Let me give you a quick example of how it works:  let’s say you’re holding a mix of 70% stocks and 30% bonds, which suits your risk tolerance and investing goals.  The stock market has gains that year, so the stocks increase in value relative to the bonds and your account’s value is now made up of 73% stocks and 27% bonds.  Rebalancing simply means you’re going to sell 3% of your stock funds and buy 3% of your bond funds and you’re back to your 70/30 original mix.  What did we just do?  We sold high and bought low – just as we know is good for us.

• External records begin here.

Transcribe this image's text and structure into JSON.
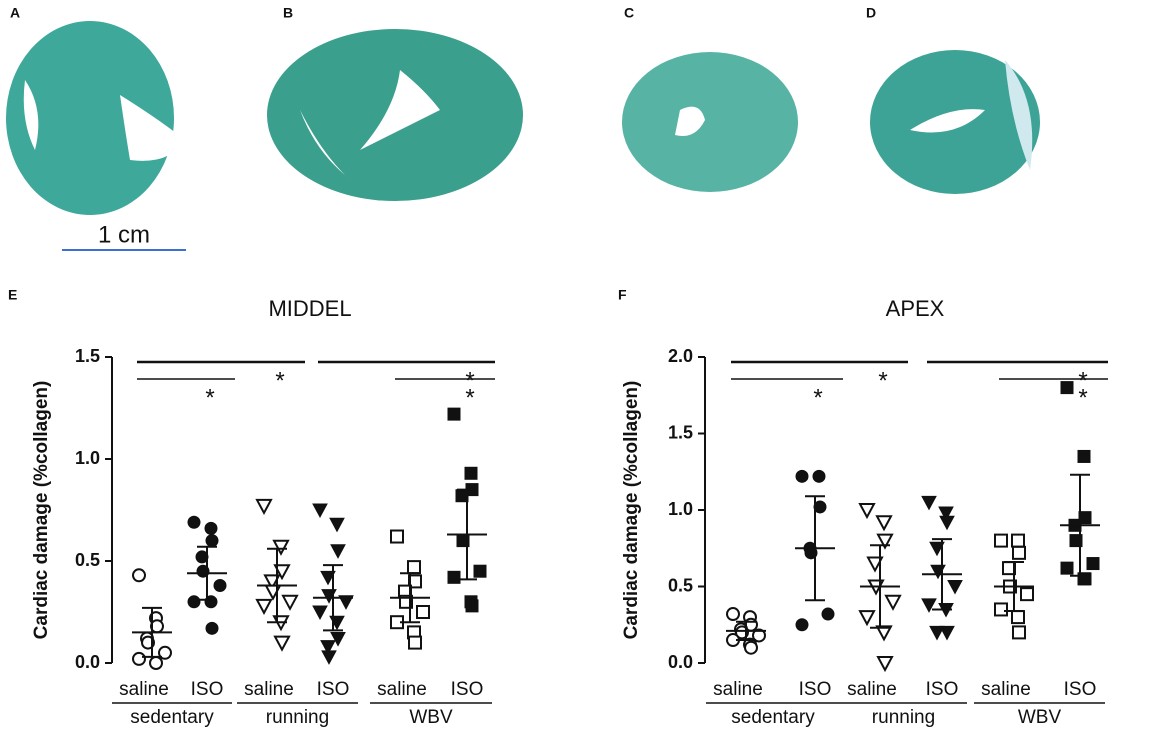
{
  "panels": [
    "A",
    "B",
    "C",
    "D"
  ],
  "scale_bar": "1 cm",
  "chart_data": [
    {
      "type": "dot",
      "panel": "E",
      "title": "MIDDEL",
      "ylabel": "Cardiac damage (%collagen)",
      "ylim": [
        0,
        1.5
      ],
      "yticks": [
        {
          "value": 0,
          "label": "0.0"
        },
        {
          "value": 0.5,
          "label": "0.5"
        },
        {
          "value": 1,
          "label": "1.0"
        },
        {
          "value": 1.5,
          "label": "1.5"
        }
      ],
      "groups": [
        "sedentary",
        "running",
        "WBV"
      ],
      "series": [
        {
          "name": "saline",
          "group": 0,
          "marker": "circle-open",
          "values": [
            0.43,
            0.22,
            0.18,
            0.12,
            0.1,
            0.05,
            0.02,
            0.0
          ],
          "mean": 0.15,
          "sd": 0.12
        },
        {
          "name": "ISO",
          "group": 0,
          "marker": "circle",
          "values": [
            0.69,
            0.66,
            0.6,
            0.52,
            0.45,
            0.38,
            0.3,
            0.3,
            0.17
          ],
          "mean": 0.44,
          "sd": 0.13
        },
        {
          "name": "saline",
          "group": 1,
          "marker": "triangle-open",
          "values": [
            0.77,
            0.57,
            0.45,
            0.4,
            0.35,
            0.3,
            0.28,
            0.2,
            0.1
          ],
          "mean": 0.38,
          "sd": 0.18
        },
        {
          "name": "ISO",
          "group": 1,
          "marker": "triangle",
          "values": [
            0.75,
            0.68,
            0.55,
            0.42,
            0.33,
            0.3,
            0.25,
            0.2,
            0.12,
            0.08,
            0.03
          ],
          "mean": 0.32,
          "sd": 0.16
        },
        {
          "name": "saline",
          "group": 2,
          "marker": "square-open",
          "values": [
            0.62,
            0.47,
            0.4,
            0.35,
            0.3,
            0.25,
            0.2,
            0.15,
            0.1
          ],
          "mean": 0.32,
          "sd": 0.12
        },
        {
          "name": "ISO",
          "group": 2,
          "marker": "square",
          "values": [
            1.22,
            0.93,
            0.85,
            0.82,
            0.6,
            0.45,
            0.42,
            0.3,
            0.28
          ],
          "mean": 0.63,
          "sd": 0.22
        }
      ],
      "comparisons": [
        {
          "pair": [
            0,
            1
          ],
          "label": "*"
        },
        {
          "pair": [
            0,
            2
          ],
          "label": "*"
        },
        {
          "pair": [
            3,
            5
          ],
          "label": "*"
        },
        {
          "pair": [
            4,
            5
          ],
          "label": "*"
        }
      ]
    },
    {
      "type": "dot",
      "panel": "F",
      "title": "APEX",
      "ylabel": "Cardiac damage (%collagen)",
      "ylim": [
        0,
        2
      ],
      "yticks": [
        {
          "value": 0,
          "label": "0.0"
        },
        {
          "value": 0.5,
          "label": "0.5"
        },
        {
          "value": 1,
          "label": "1.0"
        },
        {
          "value": 1.5,
          "label": "1.5"
        },
        {
          "value": 2,
          "label": "2.0"
        }
      ],
      "groups": [
        "sedentary",
        "running",
        "WBV"
      ],
      "series": [
        {
          "name": "saline",
          "group": 0,
          "marker": "circle-open",
          "values": [
            0.32,
            0.3,
            0.25,
            0.22,
            0.2,
            0.18,
            0.15,
            0.12,
            0.1
          ],
          "mean": 0.21,
          "sd": 0.06
        },
        {
          "name": "ISO",
          "group": 0,
          "marker": "circle",
          "values": [
            1.22,
            1.22,
            1.02,
            0.75,
            0.72,
            0.32,
            0.25
          ],
          "mean": 0.75,
          "sd": 0.34
        },
        {
          "name": "saline",
          "group": 1,
          "marker": "triangle-open",
          "values": [
            1.0,
            0.92,
            0.8,
            0.65,
            0.5,
            0.4,
            0.3,
            0.2,
            0.0
          ],
          "mean": 0.5,
          "sd": 0.27
        },
        {
          "name": "ISO",
          "group": 1,
          "marker": "triangle",
          "values": [
            1.05,
            0.98,
            0.92,
            0.75,
            0.6,
            0.5,
            0.38,
            0.35,
            0.2,
            0.2
          ],
          "mean": 0.58,
          "sd": 0.23
        },
        {
          "name": "saline",
          "group": 2,
          "marker": "square-open",
          "values": [
            0.8,
            0.8,
            0.72,
            0.62,
            0.5,
            0.45,
            0.35,
            0.3,
            0.2
          ],
          "mean": 0.5,
          "sd": 0.16
        },
        {
          "name": "ISO",
          "group": 2,
          "marker": "square",
          "values": [
            1.8,
            1.35,
            0.95,
            0.9,
            0.8,
            0.65,
            0.62,
            0.55,
            0.55
          ],
          "mean": 0.9,
          "sd": 0.33
        }
      ],
      "comparisons": [
        {
          "pair": [
            0,
            1
          ],
          "label": "*"
        },
        {
          "pair": [
            0,
            2
          ],
          "label": "*"
        },
        {
          "pair": [
            3,
            5
          ],
          "label": "*"
        },
        {
          "pair": [
            4,
            5
          ],
          "label": "*"
        }
      ]
    }
  ]
}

Let’s flip it around and say that the markets are down for the year and now your account’s value is made up 67% stocks and 33% bonds.  You sell 3% of the bonds and buy 3% of the stocks, and voila, you’re buying stocks low, when they’re on sale.  No having to guess, or time the market, needed!

 

Rebalancing gives you an easy, unemotional way to implement a methodical buy low/sell high strategy.  You can rebalance based on a time strategy or whether a certain percentage of the account has drifted, or a combination of both – there’s no right or wrong, as long as you’re rebalancing!

 

As you make your rebalancing decisions, don’t forget to consider transaction costs to buy and sell, and whether you might be tripping some capital gains or losses in non-retirement investment accounts as you make trades.